17Ce contexte global, riche d’incertitude et d’opportunités, est favorable aux entrepreneurs : ce sont à la fois les explorateurs des nouveaux territoires et les architectes qui conçoivent et bâtissent les nouveaux mondes.

Le développement rapide d’un nouvel entrepreneuriat dans un environnement ambigu

18Le nouvel entrepreneuriat est multiforme et s’exerce dans un environnement national complexe qui s’insère de plus en plus dans l’écosystème américain des multinationales du web.

Un développement multiforme

19En deux décennies, le nombre de créations d’entreprises s’est significativement accru [17]. Cette croissance est essentiellement due à l’augmentation du nombre d’entreprises individuelles -plus de 350 000 en 2015 sur un total de 525 000- facilitée par la création du statut d’auto-entrepreneur. Le développement du travail indépendant touche tous les types de métiers, du livreur à vélo au consultant international.

20Ce phénomène s’explique par deux dynamiques complémentaires : d’une part, la diminution de l’emploi salarié traditionnel qui encourage le travail pluri-employeurs plus instable et, d’autre part, la volonté d’indépendance des jeunes générations qui s’adaptent mal aux règles de l’emploi salarié et aux procédures qui leur sont imposées. Ils apprécient l’indépendance, la liberté et la responsabilité du travail autonome dont ils acceptent les risques. Sur les 2,8 millions de travailleurs indépendants en France, près de 30 % auraient moins de 30 ans [18]. Les plus entreprenants d’entre eux vont développer leur activité en faisant travailler d’autres personnes sous différents statuts, indépendants ou salariés.

21Les créations d’entreprises se sont notoirement diversifiées tant par l’origine et l’âge des entrepreneurs que par leur domaine d’activité, leur finalité ou leur processus de création [19].

22Traditionnellement, les entrepreneurs français avaient trois origines : les enfants de familles entrepreneuriales, les professionnels de métiers reconnus (artisans, techniciens…) et les autodidactes. Les diplômés de l’enseignement supérieur étaient pratiquement absents, sauf s’ils appartenaient à une famille entrepreneuriale, comme le montre Yvon Gattaz [20]. Aujourd’hui, leur origine s’est diversifiée : autodidactes, jeunes diplômés de tous niveaux, managers ou ingénieurs en rupture de ban avec leur entreprise, médecins, chercheurs… À noter que 40 % des entreprises individuelles sont désormais créées par des femmes [21]. L’âge n’est plus une limite puisqu’on rencontre des créateurs de 16 à 70 ans. Enfin, les « serial entrepreneurs » se sont multipliés avec l’avènement d’internet. Ils enchaînent les créations de startups et peuvent devenir des business angels avisés.
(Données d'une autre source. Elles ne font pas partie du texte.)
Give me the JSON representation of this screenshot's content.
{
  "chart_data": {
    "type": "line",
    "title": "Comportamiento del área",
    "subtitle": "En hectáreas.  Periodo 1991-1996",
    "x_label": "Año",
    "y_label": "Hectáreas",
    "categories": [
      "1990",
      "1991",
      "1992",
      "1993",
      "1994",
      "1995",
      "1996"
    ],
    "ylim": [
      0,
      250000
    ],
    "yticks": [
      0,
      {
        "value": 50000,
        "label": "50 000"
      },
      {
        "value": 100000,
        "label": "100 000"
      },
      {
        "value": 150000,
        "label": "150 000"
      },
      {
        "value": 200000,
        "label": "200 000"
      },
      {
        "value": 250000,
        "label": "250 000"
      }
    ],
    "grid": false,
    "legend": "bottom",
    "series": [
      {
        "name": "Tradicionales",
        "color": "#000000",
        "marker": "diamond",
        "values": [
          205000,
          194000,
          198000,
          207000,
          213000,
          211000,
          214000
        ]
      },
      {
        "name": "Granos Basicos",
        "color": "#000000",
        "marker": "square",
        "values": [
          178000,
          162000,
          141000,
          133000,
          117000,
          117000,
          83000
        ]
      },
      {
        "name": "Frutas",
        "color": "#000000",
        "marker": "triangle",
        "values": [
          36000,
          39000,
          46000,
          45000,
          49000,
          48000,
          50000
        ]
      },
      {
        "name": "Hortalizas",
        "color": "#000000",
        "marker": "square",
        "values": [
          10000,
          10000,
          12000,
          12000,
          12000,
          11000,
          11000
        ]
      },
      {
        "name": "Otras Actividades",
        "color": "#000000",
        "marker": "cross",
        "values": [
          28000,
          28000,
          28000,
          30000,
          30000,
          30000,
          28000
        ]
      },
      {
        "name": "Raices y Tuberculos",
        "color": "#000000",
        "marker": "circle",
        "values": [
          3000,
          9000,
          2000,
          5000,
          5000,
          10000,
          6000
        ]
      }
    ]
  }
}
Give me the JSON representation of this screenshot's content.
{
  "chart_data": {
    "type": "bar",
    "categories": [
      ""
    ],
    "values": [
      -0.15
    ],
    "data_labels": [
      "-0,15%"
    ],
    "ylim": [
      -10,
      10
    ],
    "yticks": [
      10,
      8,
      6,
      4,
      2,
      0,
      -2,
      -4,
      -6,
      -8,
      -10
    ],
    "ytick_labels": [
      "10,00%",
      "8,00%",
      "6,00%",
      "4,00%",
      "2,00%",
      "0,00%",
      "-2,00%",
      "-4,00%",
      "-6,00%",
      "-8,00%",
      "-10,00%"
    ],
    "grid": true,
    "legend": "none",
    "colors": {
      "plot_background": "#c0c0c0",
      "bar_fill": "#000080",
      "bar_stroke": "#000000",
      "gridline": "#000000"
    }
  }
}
23L’entrepreneuriat social, qui n’est pas nouveau, semble attirer de plus en plus de jeunes, diplômés ou non, qui rejettent les excès de la financiarisation croissante de nos économies [22].

24Dans l’univers des nouvelles entreprises, dont la majorité appartient aux secteurs d’activités traditionnels (industrie, commerce, services), il faut distinguer la galaxie des startups, ces jeunes entreprises innovantes en quête de croissance. On y voit coexister des entreprises très technologiques et des entreprises de e-commerce ou de e-service, dont la qualité des process et la rapidité d’exécution sont souvent le principal vecteur de compétitivité [23]. Cette galaxie des startups innovantes est également très hétérogène. Elle représente cependant un assez petit nombre d’entreprises : environ 2 000 par an [24].

Créations d’entreprises en France (2015)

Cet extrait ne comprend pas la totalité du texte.